Tuesday, November 9, 2010

Washing my feet

"Thy Word is a lamp unto my feet and a light unto my path." Psalms 119:105

A lamp unto my feet: It illuminates my feet-shows where I am now in my fallen, degenerate state. It shows me that I am nowhere near the person God would have me to be. It shows just how far I am from being like His Son.

A lamp pointed at my feet when I am standing still shows my location- far from God, off the path AGAIN and bogged down by guilt and shame. They stick like mud to my feet, making them dirty-showing me where I am and where I've been. But the Word of God is not exposing my shamefulness to leave me there!

The verse goes on.

The Word of God is a light unto my path. It stretches out in front of me illuminating the way I ought to go. I can't see the whole journey- just a short distance, but as I walk in the path set before me, the light moves further on, drawing me ever closer to the God of the Word.

As I move along the path, His Word continues to be a lamp unto my feet- no longer illuminating my failures- but instead, helping me to see the things that could cause me to stumble and fall. This lamp shows me where to place my feet so I have sure footing on solid ground.

A friend of mine wrote this quote by Moody in the front of her Bible:
"This book will keep me from sin, or sin will keep me from this book."

The Word of God has the power to bring our sins to light, but it then shows us the way the Lord would have us to go and says, "This is the way, walk ye in it." (Isaiah 30:21)

In John 13, the Lord Jesus washed the disciples' feet. Simon Peter initially refused to take part in what he perceived as degradation of his Lord, but Jesus said, "If I wash thee not, thou hast no part with me" (John 13:8). Christ was not saying that Peter would not be saved. He was saying that He could not have full fellowship with Peter until the defilement of the world He'd passed through had been washed from His feet.

This mirrors the believer's experience of Jesus as Lord. When we are saved, we are cleansed from our sins through His precious blood, and we can never lose that salvation. Positionally, we are His for eternity.

But as we travel through life the defilement of sin gathers on our feet, hindering our ability to commune with God. We need to have our feet washed with water.

Dr.
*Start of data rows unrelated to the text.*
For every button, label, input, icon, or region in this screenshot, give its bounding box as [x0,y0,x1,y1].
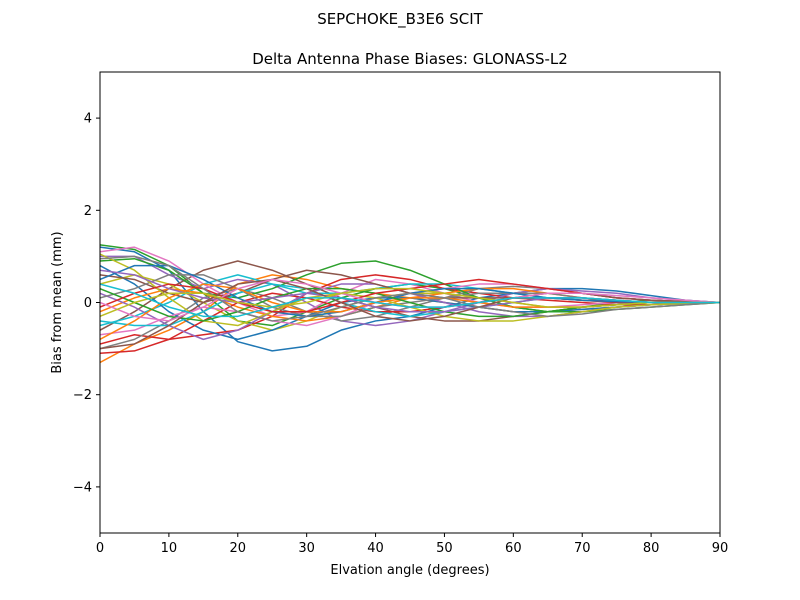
series-line-30 [100,283,720,318]
series-line-26 [100,278,720,350]
x-tick-label: 50 [436,541,453,556]
x-tick-label: 20 [230,541,247,556]
series-line-29 [100,287,720,318]
x-tick-label: 40 [367,541,384,556]
x-tick-label: 90 [712,541,729,556]
chart-title: Delta Antenna Phase Biases: GLONASS-L2 [252,50,568,68]
y-tick-label: 0 [84,296,92,311]
series-lines-group [100,244,720,364]
y-tick-label: 2 [84,204,92,219]
chart-suptitle: SEPCHOKE_B3E6 SCIT [317,10,483,29]
y-tick-label: −4 [73,480,92,495]
x-tick-label: 10 [161,541,178,556]
x-tick-label: 30 [298,541,315,556]
x-tick-label: 70 [574,541,591,556]
y-tick-label: −2 [73,388,92,403]
x-tick-label: 80 [643,541,660,556]
y-tick-label: 4 [84,112,92,127]
x-axis-label: Elvation angle (degrees) [330,563,489,578]
x-tick-label: 60 [505,541,522,556]
x-axis: 0 10 20 30 40 50 60 70 80 90 [96,533,728,556]
x-tick-label: 0 [96,541,104,556]
y-axis: −4 −2 0 2 4 [73,112,100,495]
y-axis-label: Bias from mean (mm) [50,231,65,373]
series-line-28 [100,255,720,322]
C. I. Scofield in his reference notes on this subject says, "Christ cannot have communion with a defiled saint, but He can and will cleanse him."

Isn't that wonderful?! The perfect, spotless Son of God will cleanse carnal, deceitful me to bring me into His presence. I'm not worthy of the least of His attention, but He stoops and takes my feet in His hands- hands that for my sake were pierced through by Roman nails. Those hands are holding my disgusting feet- feet covered in the defilement of a wicked world, and He doesn't judge or try to make me feel guiltier. He just washes them- lovingly- like it's the first time- even though we both know I've come crawling back before. And though we both know it won't be the last time, there's no mention of that now. He washes them so totally clean that they look new, and it's hard to imagine the state they were in before.

Cleansed, I can have communion with Him. And that's what He wanted all along.